In its 29-page ruling, the CTA also ruled that other freight embargoes issued by CN in late 2018 and early 2019 were justified, including embargoes that:
- restricted incoming rail traffic destined for CN’s Thornton Yard in Surrey, B.C.
- restricted the movement of rail cars to Vancouver area container terminals.
The agency made no finding in respect to a CN embargo that restricted the movement of freight — including agricultural export products — to the Fibreco export terminal on Vancouver’s North Shore.
It also set aside preliminary observations relating to delayed shipments of grain and oilseed to export terminals owned by Cargill and Richardson International.
Freight embargoes are used to restrict the flow of traffic, but according to federal regulations, they are only to be used under certain circumstances and they cannot be used to discriminate against a particular commodity or shipper.
Fifteen freight embargoes were issued by Vancouver area railway companies in late 2018 and early 2019, including 12 by Canadian National Railway and three by Canadian Pacific Railway.

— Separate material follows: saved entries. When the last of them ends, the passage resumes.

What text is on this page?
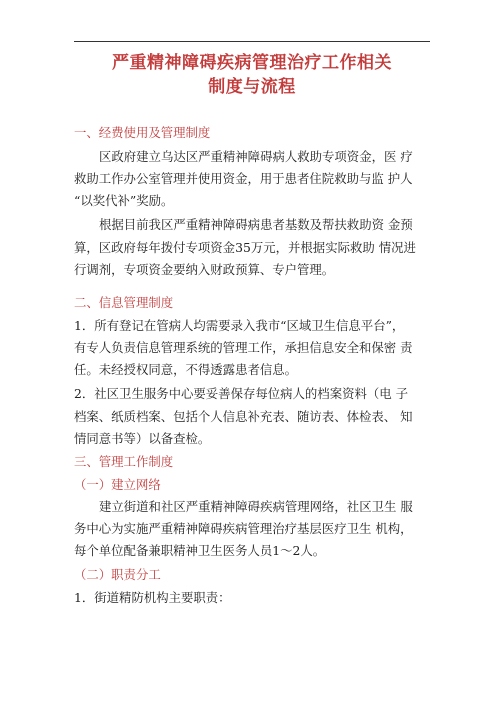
严重精神障碍疾病管理治疗工作相关
制度与流程
一、经费使用及管理制度
区政府建立乌达区严重精神障碍病人救助专项资金，医 疗
救助工作办公室管理并使用资金，用于患者住院救助与监 护人
“以奖代补”奖励。
根据目前我区严重精神障碍病患者基数及帮扶救助资 金预
算，区政府每年拨付专项资金35万元，并根据实际救助 情况进
行调剂，专项资金要纳入财政预算、专户管理。
二、信息管理制度
1．所有登记在管病人均需要录入我市“区域卫生信息平台”，
有专人负责信息管理系统的管理工作，承担信息安全和保密 责
任。未经授权同意，不得透露患者信息。
2．社区卫生服务中心要妥善保存每位病人的档案资料（电 子
档案、纸质档案、包括个人信息补充表、随访表、体检表、 知
情同意书等）以备查检。
三、管理工作制度
（一）建立网络
建立街道和社区严重精神障碍疾病管理网络，社区卫生 服
务中心为实施严重精神障碍疾病管理治疗基层医疗卫生 机构，
每个单位配备兼职精神卫生医务人员1〜2人。
（二）职责分工
1．街道精防机构主要职责：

In its ruling, the CTA said embargoes issued by CP were justified given the level of rail congestion that had emerged in parts of the Vancouver area rail network.
The agency also found that BNSF Railway provided to shippers the “highest level of service … that it could reasonably provide in the circumstances.”
Rail congestion issues began to emerge in the Vancouver area in October of 2018 and worsened over the next two to three months.
Traffic volumes coming into to CN’s Thornton Yard — the company’s main rail car handling facility in the Vancouver area — exceeded outgoing traffic, resulting in congestion and delays that affected shipments of pulp, paper, pulse crops, flax, canola, and canola meal, among other products.
The CTA collected written submissions from rail companies and shippers over a period of two to three months and gathered additional testimony during oral hearings held in Vancouver in late January.
In announcing its intention to appeal, CN said the CTA’s findings related solely to a September 2018 announcement that said CN intended to regulate the flow of wood pulp shipments during December 2018 for the purpose of avoiding congestion.
However, CN argued that “the focus of the agency’s investigation was possible freight rail service issues in the Vancouver area during the four-month period of October 2018 to January 2019” with particular focus on “congestion at CN’s Thornton Yard,” CN said.
The agency concluded that CN’s regulated flow of traffic at Thornton Yard was “justified in the circumstances,” the railway added.
In an April 15 news release, Scott Streiner, chair and chief executive officer of the CTA, said freight rail service is essential to manufacturers, farmers, importers, shippers and the Canadian economy.
“Through this investigation, the CTA was able to quickly look into possible issues with rail service in the Vancouver area that were brought to its attention in late 2018 and early 2019,” Streiner said.
“The determination provides all parties with greater clarity on when rail service embargoes are, and are not, lawful.”